Geopolitical Tensions Drive 184 Million Dollars in Capital Outflows from Pakistan

The impact of escalating hostilities in the Gulf has resonated through Pakistans financial markets, with the State Bank of Pakistan reporting a significant retreat by foreign investors. In a single day on March 13, 2026, approximately 20 million dollars was withdrawn from domestic bonds, highlighting a growing nervousness among international fund managers. During the first thirteen days of the conflict alone, the total net outflow reached 184.3 million dollars, a pace of capital flight that mirrors the volatility seen during the global pandemic shutdowns of 2020. While Pakistan is not a direct participant in the regional conflict, its position within a sensitive geopolitical corridor has made its domestic debt market vulnerable to shifting global risk perceptions.

According to the latest data, the United Kingdom emerged as the primary source of these exits, with investors withdrawing 69.5 million dollars.
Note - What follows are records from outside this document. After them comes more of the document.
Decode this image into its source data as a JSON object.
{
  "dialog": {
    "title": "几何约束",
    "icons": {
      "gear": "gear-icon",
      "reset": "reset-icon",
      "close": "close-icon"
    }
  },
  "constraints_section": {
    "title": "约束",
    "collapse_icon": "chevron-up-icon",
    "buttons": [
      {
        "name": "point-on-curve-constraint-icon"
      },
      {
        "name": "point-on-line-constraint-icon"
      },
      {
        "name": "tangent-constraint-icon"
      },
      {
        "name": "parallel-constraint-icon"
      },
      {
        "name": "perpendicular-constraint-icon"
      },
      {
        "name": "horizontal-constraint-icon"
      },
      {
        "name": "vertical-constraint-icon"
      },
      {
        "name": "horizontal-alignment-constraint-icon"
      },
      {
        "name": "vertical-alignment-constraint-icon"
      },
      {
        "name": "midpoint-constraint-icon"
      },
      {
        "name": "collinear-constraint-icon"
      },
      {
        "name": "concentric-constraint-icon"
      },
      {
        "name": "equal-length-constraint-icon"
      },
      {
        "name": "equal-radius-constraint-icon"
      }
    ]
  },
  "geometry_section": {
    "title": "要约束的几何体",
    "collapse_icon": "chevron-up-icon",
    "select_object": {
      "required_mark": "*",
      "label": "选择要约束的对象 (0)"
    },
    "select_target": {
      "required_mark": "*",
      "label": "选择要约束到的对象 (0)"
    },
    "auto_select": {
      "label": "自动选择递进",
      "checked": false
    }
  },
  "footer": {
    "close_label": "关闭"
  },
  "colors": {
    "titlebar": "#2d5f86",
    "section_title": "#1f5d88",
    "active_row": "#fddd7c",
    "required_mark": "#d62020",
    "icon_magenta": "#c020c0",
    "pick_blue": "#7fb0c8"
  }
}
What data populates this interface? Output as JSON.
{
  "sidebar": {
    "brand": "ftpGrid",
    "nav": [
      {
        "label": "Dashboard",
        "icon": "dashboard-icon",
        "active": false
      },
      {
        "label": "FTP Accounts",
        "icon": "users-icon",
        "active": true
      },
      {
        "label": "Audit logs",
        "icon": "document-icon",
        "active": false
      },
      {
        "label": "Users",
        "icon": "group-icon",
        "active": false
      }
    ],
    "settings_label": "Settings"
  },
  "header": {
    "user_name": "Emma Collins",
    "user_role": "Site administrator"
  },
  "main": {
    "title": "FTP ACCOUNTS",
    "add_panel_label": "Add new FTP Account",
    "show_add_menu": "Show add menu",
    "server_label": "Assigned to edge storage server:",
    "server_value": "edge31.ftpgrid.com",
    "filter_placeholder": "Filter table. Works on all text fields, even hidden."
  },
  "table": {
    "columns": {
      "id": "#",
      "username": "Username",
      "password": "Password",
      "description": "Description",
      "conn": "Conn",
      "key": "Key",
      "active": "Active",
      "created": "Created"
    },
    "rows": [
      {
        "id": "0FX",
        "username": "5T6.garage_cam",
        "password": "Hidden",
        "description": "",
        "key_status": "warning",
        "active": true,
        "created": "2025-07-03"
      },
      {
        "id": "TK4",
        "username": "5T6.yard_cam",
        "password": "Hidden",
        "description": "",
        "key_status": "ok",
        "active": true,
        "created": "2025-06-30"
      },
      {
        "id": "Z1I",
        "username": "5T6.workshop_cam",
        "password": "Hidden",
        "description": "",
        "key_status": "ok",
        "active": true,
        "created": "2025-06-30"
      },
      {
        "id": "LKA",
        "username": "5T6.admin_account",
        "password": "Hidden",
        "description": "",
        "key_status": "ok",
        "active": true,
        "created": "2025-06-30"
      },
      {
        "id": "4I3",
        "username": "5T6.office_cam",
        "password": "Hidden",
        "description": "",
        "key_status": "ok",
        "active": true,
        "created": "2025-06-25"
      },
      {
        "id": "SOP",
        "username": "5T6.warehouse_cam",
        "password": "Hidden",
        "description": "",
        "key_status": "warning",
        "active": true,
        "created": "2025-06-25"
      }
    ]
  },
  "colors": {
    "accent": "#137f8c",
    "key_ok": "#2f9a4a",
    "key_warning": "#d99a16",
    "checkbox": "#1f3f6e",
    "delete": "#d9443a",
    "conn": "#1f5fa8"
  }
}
Other significant liquidations came from Bahrain at 33.7 million dollars, Singapore at 27.5 million dollars, and the United States at 27.3 million dollars. Additional outflows were recorded from the UAE and Australia, amounting to 15.4 million dollars and 9 million dollars respectively. In stark contrast, capital inflows during this same thirteen day window were negligible, totaling only 19.3 million dollars, primarily sourced from the UK and Bahrain. This imbalance underscores a flight to safety trend where investors are prioritizing liquidity and moving assets away from emerging markets potentially affected by regional instability.

Despite the pressure on the bond market, the broader Pakistani economy has shown unexpected resilience in specific areas. The exchange rate has remained relatively stable compared to regional peers; for instance, the Indian rupee saw a notable devaluation, slipping to 94 against the US dollar from its pre-war level of 88. Furthermore, Pakistan has managed to remain largely immune to immediate oil price shocks during this initial phase. However, economists warn that a prolonged confrontation in the Middle East could eventually damage fiscal stability, particularly if supply chains are disrupted or global energy costs continue to climb.

Interestingly, the human element of this crisis presents a nuanced picture. Reports from the Gulf region suggest that while some affluent Pakistanis have returned home from the UAE, many others are actually heading toward Dubai and other Gulf cities. These job seekers believe that the departure of other expatriates has created new employment opportunities in the region. Perhaps most crucially, remittance inflows have remained steady. This suggests that the millions of Pakistani workers stationed across the Middle East are not panicking, providing a vital financial cushion that continues to support the countrys external account stability.

As the situation in the Gulf evolves, the State Bank and federal financial advisors are closely monitoring the trajectory of foreign portfolio investment. While the current outflows represent a significant setback, the steady flow of remittances and the current stability of the rupee provide some breathing room. Nonetheless, the rapid evaporation of over 184 million dollars in less than two weeks serves as a stark reminder of how quickly external geopolitical shocks can influence domestic market dynamics. The governments ability to maintain investor confidence will be tested in the coming weeks as the full economic scale of the regional conflict becomes clearer.